Kemudian, Andrie mengaku melihat total 50 hingga 60 orang dalam ruang rapat ketika ia masuk ke dalam ruangan. Sementara di layar ditampilkan Daftar Inventarisasi Masalah. Di saat bersamaan, Ketua Komisi I DPR RI Utut Ardianto sedang menyampaikan pernyataan.

Andrie lantas mengaku tidak tahu pasti apakah rapat konsinyering tersebut merupakan agenda yang terbuka atau tertutup. Oleh sebab itu, ia bersama rekannya mendatangi hotel yang berlokasi di kawasan Tanah Abang, Jakarta Pusat itu.

"Tapi yang saya pahami semestinya rapat-rapat yang dilakukan untuk membahas proses pembentukan peraturan perundang-undangan dilakukan terbuka, makanya saya datang ke rapat konsinyering di hotel Fairmont," tegasnya.

3. Saksi serahkan video aksi tolak RUU TNI di Hotel Fairmont ke MK

IMG-20250714-WA0013.jpg
Andrie Yunus, Wakil Koordinator Bidang Eksternal KontraS (YouTube/MK)

Sementara dalam persidangan, Andrie menyerahkan rekaman video ke MK yang berisi rekaman saat menggelar aksi interupsi tolak RUU TNI di Hotel Fairmont tersebut. Ia berharap, video tersebut bisa jadi pertimbangan MK dalam memutuskan perkara.

"Aksi interupsi ini tak berlangsung lama hanya kira-kira selama 10 menit. Kami juga akan melampirkan video interupsi ini ke mahkamah, guna dijadikan dasar pertimbangan kelak," kata dia.

Andrie juga memaparkan, koalisi masyarakat sipil sempat melakukan pembahasan internal yang pada akhirnya menyepakati menggelar aksi untuk menginterupsi pembahasan RUU TNI, yang dilakukan oleh DPR dan pemerintah secara tertutup di Hotel Fairmont.

"Rapat yang saat itu sedang berlangsung, di mana terlihat Ketua Komisi I DPR RI sedang berbicara menggunakan mikrofon, sambil memegang poster dan surat terbuka, kami masuk ke dalam tempat rapat dan langsung menyampaikan pesan, 'selamat sore bapak ibu kami dari Koalisi Masyarakat Sipil untuk Reformasi Sektor Keamanan pemerhati di bidang pertahanan kami menuntut agar proses pembahasan revisi UU TNI dihentikan karena tidak sesuai proses legislasi karena diadakan tertutup'," kata dia.
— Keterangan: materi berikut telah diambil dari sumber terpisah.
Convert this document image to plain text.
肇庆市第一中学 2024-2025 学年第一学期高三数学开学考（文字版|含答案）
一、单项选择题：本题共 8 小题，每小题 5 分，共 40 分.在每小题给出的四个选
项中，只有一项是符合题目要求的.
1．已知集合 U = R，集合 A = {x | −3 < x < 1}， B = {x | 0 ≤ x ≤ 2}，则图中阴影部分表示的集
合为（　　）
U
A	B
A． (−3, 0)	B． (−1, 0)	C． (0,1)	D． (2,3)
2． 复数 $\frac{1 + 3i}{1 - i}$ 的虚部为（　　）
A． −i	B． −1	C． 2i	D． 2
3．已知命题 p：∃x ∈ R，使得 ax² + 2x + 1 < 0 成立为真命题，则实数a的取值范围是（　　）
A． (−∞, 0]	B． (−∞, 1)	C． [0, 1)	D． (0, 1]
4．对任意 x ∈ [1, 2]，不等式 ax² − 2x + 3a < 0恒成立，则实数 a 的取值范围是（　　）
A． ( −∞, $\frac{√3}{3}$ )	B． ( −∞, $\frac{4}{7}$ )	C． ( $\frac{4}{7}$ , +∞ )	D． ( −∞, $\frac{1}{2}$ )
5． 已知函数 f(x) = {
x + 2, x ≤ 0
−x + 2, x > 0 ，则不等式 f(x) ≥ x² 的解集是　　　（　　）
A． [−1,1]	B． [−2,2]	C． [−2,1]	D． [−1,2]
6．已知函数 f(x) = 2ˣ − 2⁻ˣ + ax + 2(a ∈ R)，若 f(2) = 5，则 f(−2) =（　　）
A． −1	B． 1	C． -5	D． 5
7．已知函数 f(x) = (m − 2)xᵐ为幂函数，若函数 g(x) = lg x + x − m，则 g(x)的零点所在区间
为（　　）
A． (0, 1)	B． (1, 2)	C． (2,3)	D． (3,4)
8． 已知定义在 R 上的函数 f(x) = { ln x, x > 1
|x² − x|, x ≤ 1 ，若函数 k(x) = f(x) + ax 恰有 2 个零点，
"Tak lama koalisi langsung diusir paksa, saya ditarik dan didorong oleh pihak yang mengamankan kegiatan tersebut, sehingga menyebabkan saya dan seorang jurnalis terhempas jatuh ke lantai. Koalisi pun tetap memberikan peringatan terhadap seluruh peserta rapat dari balik pintu ruangan sambil meneriakkan tolak RUU TNI, tolak Dwi Fungsi ABRI, hentikan pembahasan RUU TNI," sambung Andrie.

Adapun, Pemohon dalam perkara ini diajukan oleh berbagai lembaga swadaya masyarakat (LSM). Para Pemohon perkara ini ialah Yayasan Lembaga Bantuan Hukum Indonesia (YLBHI), Perkumpulan Inisiatif Masyarakat Partisipatif untuk Transisi Berkeadilan (Imparsial), Perkumpulan Komisi untuk Orang Hilang dan Korban Tindak Kekerasan (Kontras) beserta perseorangan lainnya Inayah WD Rahman, Eva Nurcahyani, dan Fatiah Maulidiyanty. Menurut para Pemohon, UU TNI tersebut tidak memenuhi ketentuan pembentukan undang-undang sebagaimana diatur UUD NRI Tahun 1945.

Para Pemohon mengatakan, revisi UU TNI tidak terdaftar dalam prolegnas prioritas DPR RI Tahun 2025 serta tidak menjadi RUU prioritas pemerintah bahkan hingga 2029. Revisi UU TNI pun bukan carry over, karena syarat yang harus dipenuhi untuk menjadikan suatu RUU carry over adalah adanya kesepakatan antara DPR, presiden, dan/atau DPD untuk memasukkan kembali RUU ke dalam daftar prolegnas jangka menengah dan/atau prioritas tahunan. Sedangkan, tidak ada revisi UU TNI dalam Keputusan DPR yang berisikan 12 RUU carry over dalam prolegnas tahunan 2025 dan prolegnas 2025-2029.

Para Pemohon menuturkan, proses pembahasan revisi UU TNI sengaja menutup partisipasi publik, tidak transparan, dan tidak akuntabel sehingga menimbulkan kegagalan pembentukan hukum. Segala dokumen pembentukan revisi UU TNI mulai dari naskah akademik, daftar inventarisasi masalah (DIM), hingga undang-undang itu sendiri tidak dapat diakses oleh publik.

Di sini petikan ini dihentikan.